Viele Christen hatten gehofft, dass die Wahl auf Tawadros fallen würde. Er ist besonders bei der Jugend beliebt, weil er sich seit Jahren in der Jugendarbeit engagiert und dabei stets auf die Öffnung zur ägyptischen Gesellschaft setzt. Tawadros gilt als einer, der zuhören kann und auf die Belange der Gemeinde eingeht. Die christliche Wochenzeitung "Watany" gab ihm daher den Beinamen: "Der Diener".

Auf ihn warten nun viele Herausforderungen: Unter der Regierung Mubarak galt die Kopten-Kirche auch als eine Art politische Vertretung der Christen. Heute soll der Papst nach Ansicht vieler, vor allem junger Christen das geistige Oberhaupt der Kopten sein, jedoch die Politik den politischen Parteien überlassen. Angesichts der zunehmenden Angriffe auf Christen am Nil erwarten die meisten ägyptischen Christen zugleich aber auch einen Papst, der die Gemeinschaft zusammenhält und sie schützen kann.

"Er muss den Dialog mit den Muslimen und der Regierung führen"

Nach Einschätzung des deutschen Koptenbischofs Anba Damian verbinden Christen in Ägypten mit dem neuen Oberhaupt der koptisch-orthodoxen Kirche große Hoffnungen. Bischof Tawadros sei aufgeschlossen und weltoffen, sagte Damian am Sonntag in Kairo telefonisch dem Evangelischen Pressedienst. Der 60-Jährige schätze die Ökumene und habe bereits langjährige Auslandserfahrung.
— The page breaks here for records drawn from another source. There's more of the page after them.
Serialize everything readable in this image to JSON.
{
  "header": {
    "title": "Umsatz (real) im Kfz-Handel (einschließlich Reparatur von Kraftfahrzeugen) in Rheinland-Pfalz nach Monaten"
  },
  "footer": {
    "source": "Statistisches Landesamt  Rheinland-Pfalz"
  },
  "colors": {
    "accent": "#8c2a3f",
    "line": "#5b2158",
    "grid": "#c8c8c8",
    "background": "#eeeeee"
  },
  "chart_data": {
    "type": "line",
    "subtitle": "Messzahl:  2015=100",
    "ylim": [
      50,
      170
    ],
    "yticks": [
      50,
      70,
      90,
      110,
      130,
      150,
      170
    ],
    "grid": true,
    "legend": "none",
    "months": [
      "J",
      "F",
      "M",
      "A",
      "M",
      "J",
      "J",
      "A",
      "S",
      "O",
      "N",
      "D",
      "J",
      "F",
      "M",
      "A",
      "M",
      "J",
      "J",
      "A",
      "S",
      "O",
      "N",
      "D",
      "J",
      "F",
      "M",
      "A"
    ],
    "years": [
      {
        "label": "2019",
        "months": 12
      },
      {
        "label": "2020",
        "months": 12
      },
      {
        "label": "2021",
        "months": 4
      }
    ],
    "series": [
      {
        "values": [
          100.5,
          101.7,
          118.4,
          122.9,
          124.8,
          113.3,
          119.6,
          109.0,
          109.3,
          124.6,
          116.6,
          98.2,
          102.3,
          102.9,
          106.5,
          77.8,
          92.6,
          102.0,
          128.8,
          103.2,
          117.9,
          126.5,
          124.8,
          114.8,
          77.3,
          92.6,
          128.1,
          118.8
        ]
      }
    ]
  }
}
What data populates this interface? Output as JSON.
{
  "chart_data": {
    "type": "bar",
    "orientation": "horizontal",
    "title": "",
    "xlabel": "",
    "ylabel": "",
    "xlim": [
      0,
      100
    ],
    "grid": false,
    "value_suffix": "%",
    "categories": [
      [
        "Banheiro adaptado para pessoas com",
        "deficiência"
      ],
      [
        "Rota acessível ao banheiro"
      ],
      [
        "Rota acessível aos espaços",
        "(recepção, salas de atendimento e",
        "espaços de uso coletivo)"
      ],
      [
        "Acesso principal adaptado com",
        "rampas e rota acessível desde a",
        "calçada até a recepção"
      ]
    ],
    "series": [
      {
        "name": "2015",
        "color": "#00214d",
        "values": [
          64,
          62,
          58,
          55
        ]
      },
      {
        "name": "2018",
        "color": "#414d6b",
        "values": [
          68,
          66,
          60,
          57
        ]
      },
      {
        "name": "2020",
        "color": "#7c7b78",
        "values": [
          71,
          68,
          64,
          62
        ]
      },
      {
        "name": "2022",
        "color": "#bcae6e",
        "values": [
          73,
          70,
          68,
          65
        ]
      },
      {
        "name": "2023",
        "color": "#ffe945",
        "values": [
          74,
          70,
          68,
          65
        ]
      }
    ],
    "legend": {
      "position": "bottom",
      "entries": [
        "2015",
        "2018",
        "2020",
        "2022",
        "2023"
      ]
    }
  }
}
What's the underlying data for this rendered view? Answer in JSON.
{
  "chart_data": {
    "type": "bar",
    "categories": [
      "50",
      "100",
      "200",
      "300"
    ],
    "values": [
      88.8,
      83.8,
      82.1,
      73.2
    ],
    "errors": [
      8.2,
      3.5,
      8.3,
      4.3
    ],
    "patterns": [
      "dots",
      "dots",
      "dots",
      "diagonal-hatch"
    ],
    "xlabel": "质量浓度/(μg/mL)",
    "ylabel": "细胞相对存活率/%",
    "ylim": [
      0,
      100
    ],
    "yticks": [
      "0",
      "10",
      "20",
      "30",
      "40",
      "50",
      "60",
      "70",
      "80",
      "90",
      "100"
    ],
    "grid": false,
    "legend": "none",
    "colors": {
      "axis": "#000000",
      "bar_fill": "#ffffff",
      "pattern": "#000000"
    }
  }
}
In der heutigen Zeit sei es keine leichte Aufgabe, koptischer Papst in Ägypten zu sein, sagte Damian. Vor Tawadros lägen großen Herausforderungen. "Er muss den Dialog mit den Muslimen und der Regierung führen", sagte der Generalbischof der koptischen Kirche in Deutschland. Außerdem müsse er sich für die Einhaltung der Menschenrechte sowie für die Interessen der koptischen Christen einsetzen.

Nötig sei zudem, die Identität der Kirche zu stärken und die koptischen Christen im Ausland sowie im ägyptischen Stammland stärker zusammenzubringen, sagte der deutsche Generalbischof, der seinen Amtssitz in Höxter in Westfalen hat. Viele christliche Gläubige litten unter der Verfolgung, viele seien traumatisiert. In der Vergangenheit kam es in Ägypten immer wieder zu gewalttätigen Konflikten zwischen Kopten und Muslimen.